The thesis argues that the variation within the modal trajectory of this group is due to different
perceptions and uses of different categories of these available resources. School resources are
extensively made available to all students; they take the form of educational, social, symbolic and
cultural resources provided under the job referral practice, which offers a wide-range of employment related activities and information based on the schools' accumulated data about companies and their
ex-students.
Differences in the use of school resources in the transition process can be observed at three
levels. Firstly, available resources exist in an "objective" sense both in the family and at school.

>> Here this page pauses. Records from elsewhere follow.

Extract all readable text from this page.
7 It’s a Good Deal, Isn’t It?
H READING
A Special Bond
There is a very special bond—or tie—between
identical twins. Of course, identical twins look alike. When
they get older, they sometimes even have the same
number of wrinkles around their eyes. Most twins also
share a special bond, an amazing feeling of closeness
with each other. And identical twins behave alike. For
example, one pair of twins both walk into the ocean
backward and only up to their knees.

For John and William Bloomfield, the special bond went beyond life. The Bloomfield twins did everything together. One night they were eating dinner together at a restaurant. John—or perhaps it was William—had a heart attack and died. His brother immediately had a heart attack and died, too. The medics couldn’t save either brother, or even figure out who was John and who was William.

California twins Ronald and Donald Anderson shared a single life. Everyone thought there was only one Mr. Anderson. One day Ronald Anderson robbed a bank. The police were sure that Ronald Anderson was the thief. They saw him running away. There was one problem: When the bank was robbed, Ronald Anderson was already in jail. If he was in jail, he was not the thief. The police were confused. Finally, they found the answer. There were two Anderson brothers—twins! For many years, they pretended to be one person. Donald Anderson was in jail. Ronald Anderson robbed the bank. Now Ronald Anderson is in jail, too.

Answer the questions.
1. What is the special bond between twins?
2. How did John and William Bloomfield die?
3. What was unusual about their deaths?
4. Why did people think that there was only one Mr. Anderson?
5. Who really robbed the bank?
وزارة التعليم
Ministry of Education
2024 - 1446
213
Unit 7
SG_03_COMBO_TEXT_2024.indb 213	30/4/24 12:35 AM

Secondly, habitus generates a selective perception of the available resources, and some students do not
perceive that the resources will help them. Thirdly, habitus activates the resources in a particular way: based on their perceptions, students adjust their wishes to what they see as probable, and some
consequently conduct "self-elimination" from seeking positions which they consider they cannot obtain.
In this process influential people around students, both in the family and at school, can provide
directed resources for immediate personal use; they can intervene in the students' perception and
activation of resources and consequently can have an important impact on the final outcome. As a
product of one's past experiences and material conditions, habitus acts as a carrier of social inequality and contributes to the reproduction of that inequality. Only school-based resources has any potential to counterbalance the trend towards reproduction in the transition process.
The thesis argues that students who hold positive family resources, like the elites in
Bourdieu's study, try to convert these resources into a job. which will in turn generate positive social
and economic resources. Students without positive family resources, or those with negative family
resources have to adopt a different strategy: namely, to convert a combination of the school-based
resources into a job for their "life-after-school" by appropriating shared resources for their own
individual, private use. For these students, the school-based resource substitutes for family resources.
Hence, although the major differentiation takes place across institutions at the age of 16, the highly
organised job referral practice at vocationally oriented high schools, rather than the school system as a whole, softens the determinism of reproduction within the non-elite school and job hierarchy. The
practice provides an insight into the way the determining relationship between family background and
job placement can be loosened. The extensive provision of school-based resources illuminates the
process of, and extends the possibilities for, utilising school resources for obtaining jobs.